そもそも、ここはダンジョンだ。日本の法律なんて通用しない場所だから、未成年だとか刑務所だとかは関係ないはずなんだが……。
あまり頭の良さそうに見えない二人だ。
知らないのも無理はない。
「あーし、胸とか触られたんだけどー? マジサイアクー」
好戦的な男の様子を見てか、女の方も俺の腕を突き飛ばすと男の方に駆けて行った。
「じゃあこの首飾りは迷惑料って事で俺らが貰っていくから。文句なんてねえよな?」
男がそう言い残して、俺に背を向けるとダンジョンの出口へ歩く。
正直、モンスターがこれほど簡単に倒せるのなら首飾りの一つくらいあげても良かったが、アイツの態度が気に入らない。
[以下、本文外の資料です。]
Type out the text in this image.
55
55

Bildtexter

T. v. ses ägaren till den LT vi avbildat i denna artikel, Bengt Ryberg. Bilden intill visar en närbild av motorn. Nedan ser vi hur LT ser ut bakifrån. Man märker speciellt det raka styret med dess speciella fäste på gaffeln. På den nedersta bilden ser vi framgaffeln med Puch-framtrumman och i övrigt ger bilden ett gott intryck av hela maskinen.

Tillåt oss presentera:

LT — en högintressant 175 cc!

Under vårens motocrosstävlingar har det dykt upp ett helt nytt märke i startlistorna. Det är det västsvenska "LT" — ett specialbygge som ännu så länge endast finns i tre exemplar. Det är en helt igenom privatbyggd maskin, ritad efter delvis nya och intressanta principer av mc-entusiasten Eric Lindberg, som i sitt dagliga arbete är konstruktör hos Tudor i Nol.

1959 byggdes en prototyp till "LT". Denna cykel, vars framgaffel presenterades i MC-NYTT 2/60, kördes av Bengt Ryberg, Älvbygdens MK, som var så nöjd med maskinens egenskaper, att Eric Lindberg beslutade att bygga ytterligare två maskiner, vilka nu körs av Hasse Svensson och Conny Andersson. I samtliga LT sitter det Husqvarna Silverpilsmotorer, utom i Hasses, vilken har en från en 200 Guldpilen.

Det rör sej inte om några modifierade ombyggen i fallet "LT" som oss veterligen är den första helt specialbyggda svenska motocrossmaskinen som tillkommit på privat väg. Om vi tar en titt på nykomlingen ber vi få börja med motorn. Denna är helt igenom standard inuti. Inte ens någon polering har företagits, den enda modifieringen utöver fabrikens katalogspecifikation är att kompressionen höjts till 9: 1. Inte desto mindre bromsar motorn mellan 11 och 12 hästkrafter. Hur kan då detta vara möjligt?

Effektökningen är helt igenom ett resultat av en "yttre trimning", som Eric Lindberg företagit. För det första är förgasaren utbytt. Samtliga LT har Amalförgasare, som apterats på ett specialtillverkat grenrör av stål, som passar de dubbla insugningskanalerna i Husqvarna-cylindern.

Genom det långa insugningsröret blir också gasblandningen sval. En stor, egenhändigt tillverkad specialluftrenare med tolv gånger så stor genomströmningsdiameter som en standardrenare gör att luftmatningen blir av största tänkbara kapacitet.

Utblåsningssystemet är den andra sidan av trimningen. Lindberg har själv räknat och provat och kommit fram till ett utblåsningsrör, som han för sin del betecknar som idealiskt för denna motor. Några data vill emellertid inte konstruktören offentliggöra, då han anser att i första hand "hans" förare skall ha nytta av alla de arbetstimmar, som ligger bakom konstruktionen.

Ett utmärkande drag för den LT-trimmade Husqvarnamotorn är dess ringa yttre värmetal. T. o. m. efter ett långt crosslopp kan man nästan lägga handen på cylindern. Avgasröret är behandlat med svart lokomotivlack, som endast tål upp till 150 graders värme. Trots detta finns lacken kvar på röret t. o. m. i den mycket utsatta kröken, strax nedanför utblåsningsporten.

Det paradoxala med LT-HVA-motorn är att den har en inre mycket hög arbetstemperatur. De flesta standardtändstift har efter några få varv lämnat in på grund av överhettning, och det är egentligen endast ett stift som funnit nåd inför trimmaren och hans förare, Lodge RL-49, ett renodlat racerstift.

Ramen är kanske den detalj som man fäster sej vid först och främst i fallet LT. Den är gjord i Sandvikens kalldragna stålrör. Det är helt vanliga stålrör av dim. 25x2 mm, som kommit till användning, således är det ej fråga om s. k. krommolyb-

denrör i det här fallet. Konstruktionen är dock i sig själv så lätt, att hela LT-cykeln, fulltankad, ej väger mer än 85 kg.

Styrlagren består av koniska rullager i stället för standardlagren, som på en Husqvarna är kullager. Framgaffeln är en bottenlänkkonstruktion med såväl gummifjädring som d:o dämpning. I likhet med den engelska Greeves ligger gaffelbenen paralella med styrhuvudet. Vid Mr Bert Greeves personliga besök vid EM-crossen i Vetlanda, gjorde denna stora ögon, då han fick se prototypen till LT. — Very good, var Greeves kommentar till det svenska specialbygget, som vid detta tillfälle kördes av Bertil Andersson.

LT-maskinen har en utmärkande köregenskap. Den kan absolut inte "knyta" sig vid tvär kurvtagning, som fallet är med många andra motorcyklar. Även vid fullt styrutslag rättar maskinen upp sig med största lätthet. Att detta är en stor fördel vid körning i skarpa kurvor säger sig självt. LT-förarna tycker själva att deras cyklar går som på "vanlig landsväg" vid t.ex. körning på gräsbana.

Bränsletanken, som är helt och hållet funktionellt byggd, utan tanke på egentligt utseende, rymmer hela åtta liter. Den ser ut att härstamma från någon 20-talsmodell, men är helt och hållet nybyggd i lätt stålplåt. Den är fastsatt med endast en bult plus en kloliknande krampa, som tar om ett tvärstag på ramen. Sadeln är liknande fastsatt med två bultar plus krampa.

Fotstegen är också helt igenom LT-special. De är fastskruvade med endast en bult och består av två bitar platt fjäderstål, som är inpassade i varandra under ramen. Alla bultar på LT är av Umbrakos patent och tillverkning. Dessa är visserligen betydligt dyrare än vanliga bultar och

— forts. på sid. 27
いや、女と一緒だからとか、胸のでかい彼女が羨ましいだとか、そんな妬みの気持ちは一切ない。いやマジで。
俺は男が身に付けている服を見つめた。
その目的はもちろん……。
「よっしゃ、帰ったらこれ売って焼肉食いいくべ!」
「いいねいいねー! あれ? そういえばタッくんの服、なんか透けてない?」
一瞬の内に男が上下に着たスウェットが存在感を無くしていき、パンツだけを残して姿を消した。
自分の服が消えたことに驚いて、男は慌てている様子だ。
ハハハ、いい気味だ。
次に、俺は躊躇う事なく男のパンツを視界に入れた。
生地の薄いパンツは耐久性があまりないらしく、抵抗することなく次元の彼方へと消え去った。
「は? おいどうなってんだよ? おっさん! テメーの仕業か!?」
消えるという事象から、俺を思いついたのか男は振り返り、全裸で俺へと向かってくる。
「はぁ。タッくんって態度は大きいけど、そっちの方は小さいんだぁ。あーし、そういうのマジ無理」
「ーーッ!」
女の方から突然そう言われると、男は真っ赤な顔になり首飾りを投げ捨てて、パンツのあった位置を手で隠す。
女はその様子を見ると、呆れた顔で一人ダンジョンの出口に向かって行った。
「まっ、待ってくれ! これは違うんだ、今日は寒くてちょっとコンディションが悪いだけで……」
手を伸ばして悲痛な声を上げると、男も彼女を追うようにヨタヨタと出口に走って行った。
よしよし、おおよそ想定通りの結果になったな。
俺は男が投げ捨てた首飾りを拾い上げるとそれをポケットにしまう。アイツらの話が本当なら、これ一つで十万円の価値があるらしい。
二つ集めれば俺の一月の給料を簡単に超える金額だ。
「とりあえず、コイツを集めて一稼ぎするとしますか!」
俺は高揚する気持ちを抑えきれず、オークを求めて森の奥を目指した。